The search code exists in a separate file MakeWinningMoveList2.Inc just to ease code browsing during debugging.   It's included in the main program unit U_TrafficJams1.pas with the compiler Include directive: 

{$I MakeWinningMoves2.Inc}

Addendum March 15, 2008:  Grandson Luke recently challenged me with a hand-drawn diagram of a case that had a vehicle blocking the red target vehicle from the "exit" and  moves in the same direction as the target.  This meant that  the blocking car had to be physically removed when it reached the Exit block so that the red car could reach the Exit.   In the program the blocking vehicle had to be removed or at least made invisible when it reach the Exit block.  Version 1.1 posted today does that.  Luke's Puzzle now appears as the 1st entry in the Intermediate level of the included cases.   

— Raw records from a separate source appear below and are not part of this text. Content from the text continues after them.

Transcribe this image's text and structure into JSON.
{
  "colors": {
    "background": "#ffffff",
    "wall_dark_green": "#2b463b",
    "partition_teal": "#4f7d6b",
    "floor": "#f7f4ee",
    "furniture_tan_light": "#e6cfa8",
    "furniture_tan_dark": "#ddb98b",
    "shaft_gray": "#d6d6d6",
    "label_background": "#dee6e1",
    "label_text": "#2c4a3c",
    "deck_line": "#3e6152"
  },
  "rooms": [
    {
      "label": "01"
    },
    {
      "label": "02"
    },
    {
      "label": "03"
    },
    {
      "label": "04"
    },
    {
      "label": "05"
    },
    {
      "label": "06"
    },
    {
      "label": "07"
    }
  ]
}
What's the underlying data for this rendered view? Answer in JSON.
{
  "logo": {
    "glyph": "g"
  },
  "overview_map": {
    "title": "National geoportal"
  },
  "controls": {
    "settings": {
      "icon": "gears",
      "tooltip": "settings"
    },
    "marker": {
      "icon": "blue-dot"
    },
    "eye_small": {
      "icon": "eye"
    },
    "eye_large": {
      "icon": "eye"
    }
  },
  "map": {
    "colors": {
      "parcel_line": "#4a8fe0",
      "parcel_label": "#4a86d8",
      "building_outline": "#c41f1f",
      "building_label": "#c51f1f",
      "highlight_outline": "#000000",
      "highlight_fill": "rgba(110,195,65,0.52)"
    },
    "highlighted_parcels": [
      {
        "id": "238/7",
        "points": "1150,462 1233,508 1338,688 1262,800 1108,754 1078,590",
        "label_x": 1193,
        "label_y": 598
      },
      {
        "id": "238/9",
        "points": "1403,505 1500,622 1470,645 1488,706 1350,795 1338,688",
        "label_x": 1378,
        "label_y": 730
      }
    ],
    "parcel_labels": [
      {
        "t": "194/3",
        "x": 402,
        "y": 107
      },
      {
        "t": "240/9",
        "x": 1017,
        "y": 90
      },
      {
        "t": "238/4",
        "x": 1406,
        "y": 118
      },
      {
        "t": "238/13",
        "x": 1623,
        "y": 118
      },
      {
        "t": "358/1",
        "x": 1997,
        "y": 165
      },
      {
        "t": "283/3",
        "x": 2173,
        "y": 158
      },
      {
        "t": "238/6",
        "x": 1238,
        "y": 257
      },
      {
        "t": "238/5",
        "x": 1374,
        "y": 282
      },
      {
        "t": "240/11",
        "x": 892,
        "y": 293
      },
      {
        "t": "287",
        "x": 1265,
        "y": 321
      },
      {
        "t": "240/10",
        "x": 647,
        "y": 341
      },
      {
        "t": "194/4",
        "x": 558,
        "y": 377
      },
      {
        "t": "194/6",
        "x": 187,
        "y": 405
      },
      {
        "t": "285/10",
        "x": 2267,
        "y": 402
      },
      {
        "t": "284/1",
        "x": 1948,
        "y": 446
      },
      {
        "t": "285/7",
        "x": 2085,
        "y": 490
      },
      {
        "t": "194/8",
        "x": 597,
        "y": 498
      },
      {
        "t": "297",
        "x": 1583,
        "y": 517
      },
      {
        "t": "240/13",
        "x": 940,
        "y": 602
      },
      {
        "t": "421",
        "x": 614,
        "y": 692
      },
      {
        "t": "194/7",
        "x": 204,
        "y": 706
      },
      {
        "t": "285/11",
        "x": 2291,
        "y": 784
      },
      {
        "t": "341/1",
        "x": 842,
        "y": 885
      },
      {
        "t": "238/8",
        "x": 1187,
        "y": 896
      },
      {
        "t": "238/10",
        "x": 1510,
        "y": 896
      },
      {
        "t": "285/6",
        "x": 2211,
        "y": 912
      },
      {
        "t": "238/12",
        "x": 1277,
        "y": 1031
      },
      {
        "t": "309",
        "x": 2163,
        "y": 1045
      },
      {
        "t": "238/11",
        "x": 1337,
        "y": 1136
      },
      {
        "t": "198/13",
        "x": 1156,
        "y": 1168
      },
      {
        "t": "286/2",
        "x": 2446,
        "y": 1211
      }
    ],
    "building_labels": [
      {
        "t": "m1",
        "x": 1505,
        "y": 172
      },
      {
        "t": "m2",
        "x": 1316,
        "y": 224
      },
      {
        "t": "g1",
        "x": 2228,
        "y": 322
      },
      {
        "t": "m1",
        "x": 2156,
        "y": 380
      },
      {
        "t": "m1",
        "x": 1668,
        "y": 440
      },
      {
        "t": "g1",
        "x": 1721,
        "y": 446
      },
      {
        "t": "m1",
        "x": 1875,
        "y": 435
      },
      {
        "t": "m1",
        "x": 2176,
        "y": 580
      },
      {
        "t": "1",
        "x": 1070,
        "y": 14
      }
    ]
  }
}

Running/Exploring the Program 

bulletDownload source code
bulletDownload  executable 

Suggestions for Further Explorations

Version 2 will add back interactive case development, including additional vehicle shapes, patterns and images that are difficult to include in text file definition.
Still need some cleanup in moving vehicles - I  get occasional artifacts when vehicles are dragged too rapidly.  And smooth moving would be nice.